Fransız komedyen Raymond Devos’un tek bir sahnede görünerek ve acınası bir komikliği olan bir karakteri canlandırarak renk kattığı filmde politik unsurlar da bir şekilde hep kendisini hissettiriyor. Radyodaki bir haber ve sinemadaki haber filmi Vietnam Savaşı’nı öykünün parçası yaparken, iki kötü adam “savaşta öğrendikleri yöntem”i uygulayarak işkence yapıyorlar birisine ve OAS adındaki örgüt, ismi ve elemanları ile kahramanlarımızın karşısına çıkıyor. Cezayir’in bağımsızlık mücadelesine karşı çıkanların oluşturduğu ve ordunun bir kısmının desteğini de alan bu terör örgütünün varlığının filme kattığı politik hava, ilk anda düşünüleceğinin aksine hiç de yapay görünmüyor üstelik. Godard’ın, bu çalışması için “ikinci ilk filmim” demesi onun konudan konuya, tarzdan tarza atlayan sinemasının bu filmle daha net bir biçimde ortaya çıkmasının sonucu olsa gerek; burada da işte romantizmin ve lirizmin bu türden net bir politik içerikle iç içe olabilmesi hiç de yadırgatmıyor bizi öykü boyunca.

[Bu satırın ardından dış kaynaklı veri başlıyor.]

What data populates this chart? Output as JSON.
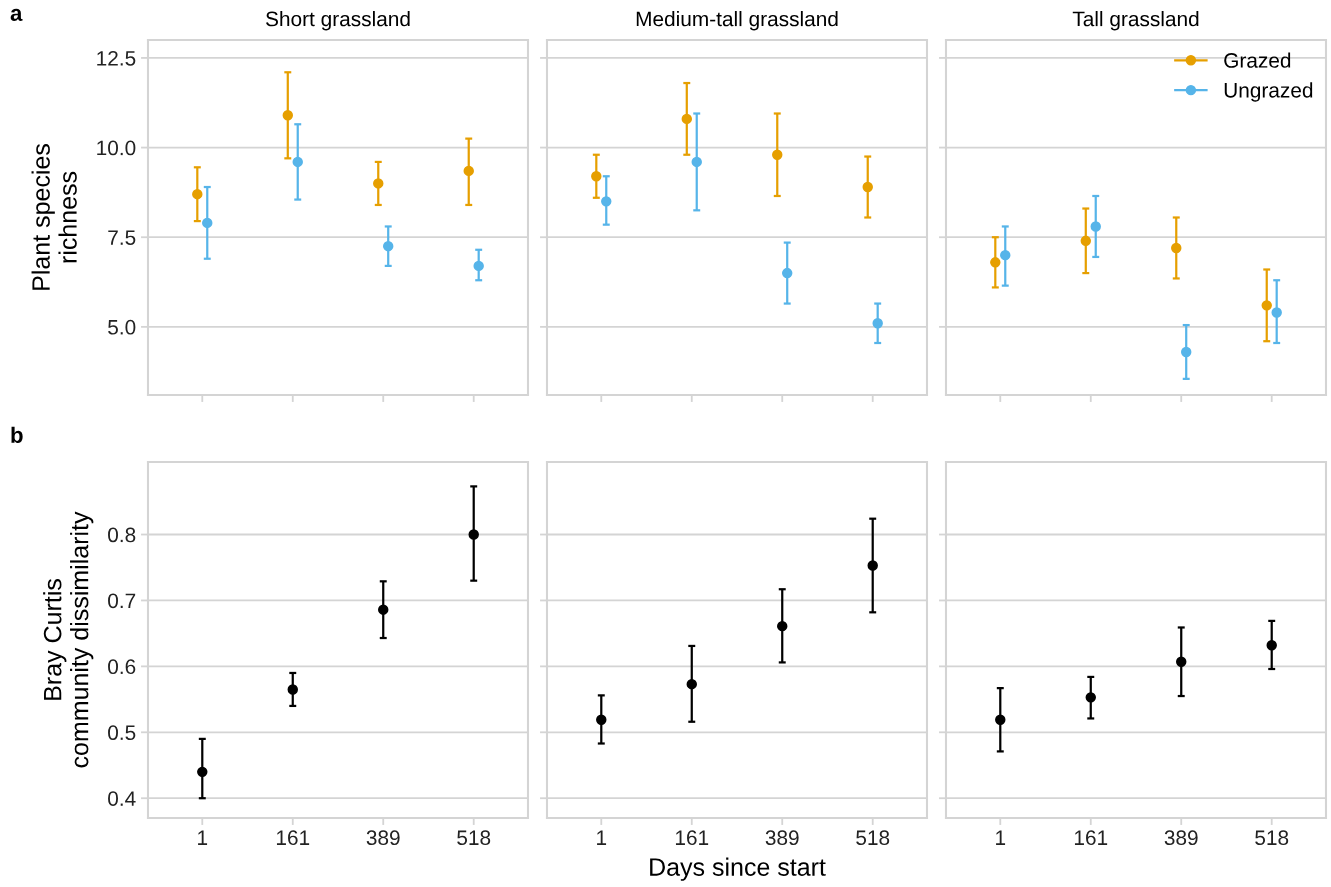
{
  "chart_data": [
    {
      "type": "scatter",
      "title": "Short grassland",
      "ylabel": "Plant species\nrichness",
      "annotations": [
        "a"
      ],
      "categories": [
        "1",
        "161",
        "389",
        "518"
      ],
      "ylim": [
        3.1,
        13.0
      ],
      "yticks": [
        {
          "value": 5,
          "label": "5.0"
        },
        {
          "value": 7.5,
          "label": "7.5"
        },
        {
          "value": 10,
          "label": "10.0"
        },
        {
          "value": 12.5,
          "label": "12.5"
        }
      ],
      "grid": "y",
      "marker": "circle",
      "tick_labels": "y",
      "series": [
        {
          "color": "#e69f00",
          "values": [
            8.7,
            10.9,
            9.0,
            9.35
          ],
          "errors": [
            [
              7.95,
              9.45
            ],
            [
              9.7,
              12.1
            ],
            [
              8.4,
              9.6
            ],
            [
              8.4,
              10.25
            ]
          ]
        },
        {
          "color": "#56b4e9",
          "values": [
            7.9,
            9.6,
            7.25,
            6.7
          ],
          "errors": [
            [
              6.9,
              8.9
            ],
            [
              8.55,
              10.65
            ],
            [
              6.7,
              7.8
            ],
            [
              6.3,
              7.15
            ]
          ]
        }
      ]
    },
    {
      "type": "scatter",
      "title": "Medium-tall grassland",
      "categories": [
        "1",
        "161",
        "389",
        "518"
      ],
      "ylim": [
        3.1,
        13.0
      ],
      "yticks": [
        {
          "value": 5,
          "label": null
        },
        {
          "value": 7.5,
          "label": null
        },
        {
          "value": 10,
          "label": null
        },
        {
          "value": 12.5,
          "label": null
        }
      ],
      "grid": "y",
      "marker": "circle",
      "tick_labels": false,
      "series": [
        {
          "color": "#e69f00",
          "values": [
            9.2,
            10.8,
            9.8,
            8.9
          ],
          "errors": [
            [
              8.6,
              9.8
            ],
            [
              9.8,
              11.8
            ],
            [
              8.65,
              10.95
            ],
            [
              8.05,
              9.75
            ]
          ]
        },
        {
          "color": "#56b4e9",
          "values": [
            8.5,
            9.6,
            6.5,
            5.1
          ],
          "errors": [
            [
              7.85,
              9.2
            ],
            [
              8.25,
              10.95
            ],
            [
              5.65,
              7.35
            ],
            [
              4.55,
              5.65
            ]
          ]
        }
      ]
    },
    {
      "type": "scatter",
      "title": "Tall grassland",
      "categories": [
        "1",
        "161",
        "389",
        "518"
      ],
      "ylim": [
        3.1,
        13.0
      ],
      "yticks": [
        {
          "value": 5,
          "label": null
        },
        {
          "value": 7.5,
          "label": null
        },
        {
          "value": 10,
          "label": null
        },
        {
          "value": 12.5,
          "label": null
        }
      ],
      "grid": "y",
      "marker": "circle",
      "tick_labels": false,
      "legend": "top right",
      "series": [
        {
          "name": "Grazed",
          "color": "#e69f00",
          "values": [
            6.8,
            7.4,
            7.2,
            5.6
          ],
          "errors": [
            [
              6.1,
              7.5
            ],
            [
              6.5,
              8.3
            ],
            [
              6.35,
              8.05
            ],
            [
              4.6,
              6.6
            ]
          ]
        },
        {
          "name": "Ungrazed",
          "color": "#56b4e9",
          "values": [
            7.0,
            7.8,
            4.3,
            5.4
          ],
          "errors": [
            [
              6.15,
              7.8
            ],
            [
              6.95,
              8.65
            ],
            [
              3.55,
              5.05
            ],
            [
              4.55,
              6.3
            ]
          ]
        }
      ]
    },
    {
      "type": "scatter",
      "ylabel": "Bray Curtis\ncommunity dissimilarity",
      "annotations": [
        "b"
      ],
      "categories": [
        "1",
        "161",
        "389",
        "518"
      ],
      "ylim": [
        0.37,
        0.91
      ],
      "yticks": [
        0.4,
        0.5,
        0.6,
        0.7,
        0.8
      ],
      "grid": "y",
      "marker": "circle",
      "series": [
        {
          "color": "#000000",
          "values": [
            0.44,
            0.565,
            0.686,
            0.8
          ],
          "errors": [
            [
              0.4,
              0.49
            ],
            [
              0.54,
              0.59
            ],
            [
              0.643,
              0.729
            ],
            [
              0.73,
              0.873
            ]
          ]
        }
      ]
    },
    {
      "type": "scatter",
      "xlabel": "Days since start",
      "categories": [
        "1",
        "161",
        "389",
        "518"
      ],
      "ylim": [
        0.37,
        0.91
      ],
      "yticks": [
        {
          "value": 0.4,
          "label": null
        },
        {
          "value": 0.5,
          "label": null
        },
        {
          "value": 0.6,
          "label": null
        },
        {
          "value": 0.7,
          "label": null
        },
        {
          "value": 0.8,
          "label": null
        }
      ],
      "grid": "y",
      "marker": "circle",
      "tick_labels": "x",
      "series": [
        {
          "color": "#000000",
          "values": [
            0.519,
            0.573,
            0.661,
            0.753
          ],
          "errors": [
            [
              0.483,
              0.556
            ],
            [
              0.516,
              0.631
            ],
            [
              0.606,
              0.717
            ],
            [
              0.682,
              0.824
            ]
          ]
        }
      ]
    },
    {
      "type": "scatter",
      "categories": [
        "1",
        "161",
        "389",
        "518"
      ],
      "ylim": [
        0.37,
        0.91
      ],
      "yticks": [
        {
          "value": 0.4,
          "label": null
        },
        {
          "value": 0.5,
          "label": null
        },
        {
          "value": 0.6,
          "label": null
        },
        {
          "value": 0.7,
          "label": null
        },
        {
          "value": 0.8,
          "label": null
        }
      ],
      "grid": "y",
      "marker": "circle",
      "tick_labels": "x",
      "series": [
        {
          "color": "#000000",
          "values": [
            0.519,
            0.553,
            0.607,
            0.632
          ],
          "errors": [
            [
              0.471,
              0.567
            ],
            [
              0.521,
              0.584
            ],
            [
              0.555,
              0.659
            ],
            [
              0.596,
              0.669
            ]
          ]
        }
      ]
    }
  ]
}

Venedik Festivali’ndeki gösteriminden sonra bazı seyirciler tarafından ıslıklanan, hatta yuhalanan film buna karşılık daha o tarihten başlayarak hayranlarını da yaratmış. Örneğin Fransız sinemacı Michel Cournot “Le Nouvel Observateur” dergisindeki eleştirisinde “bu filmin hayatım boyunca gördüğüm en iyi film olduğunu söylemekten utanmıyorum” diye yazarken, Fransız şair Louis Aragon “Les Lettres Françaises” dergisindeki yazısında “Emin olduğum bir şey var… bugün sanat Jean-Luc Godard demektir” ifadesini kullanmış bu filmden yola çıkarak.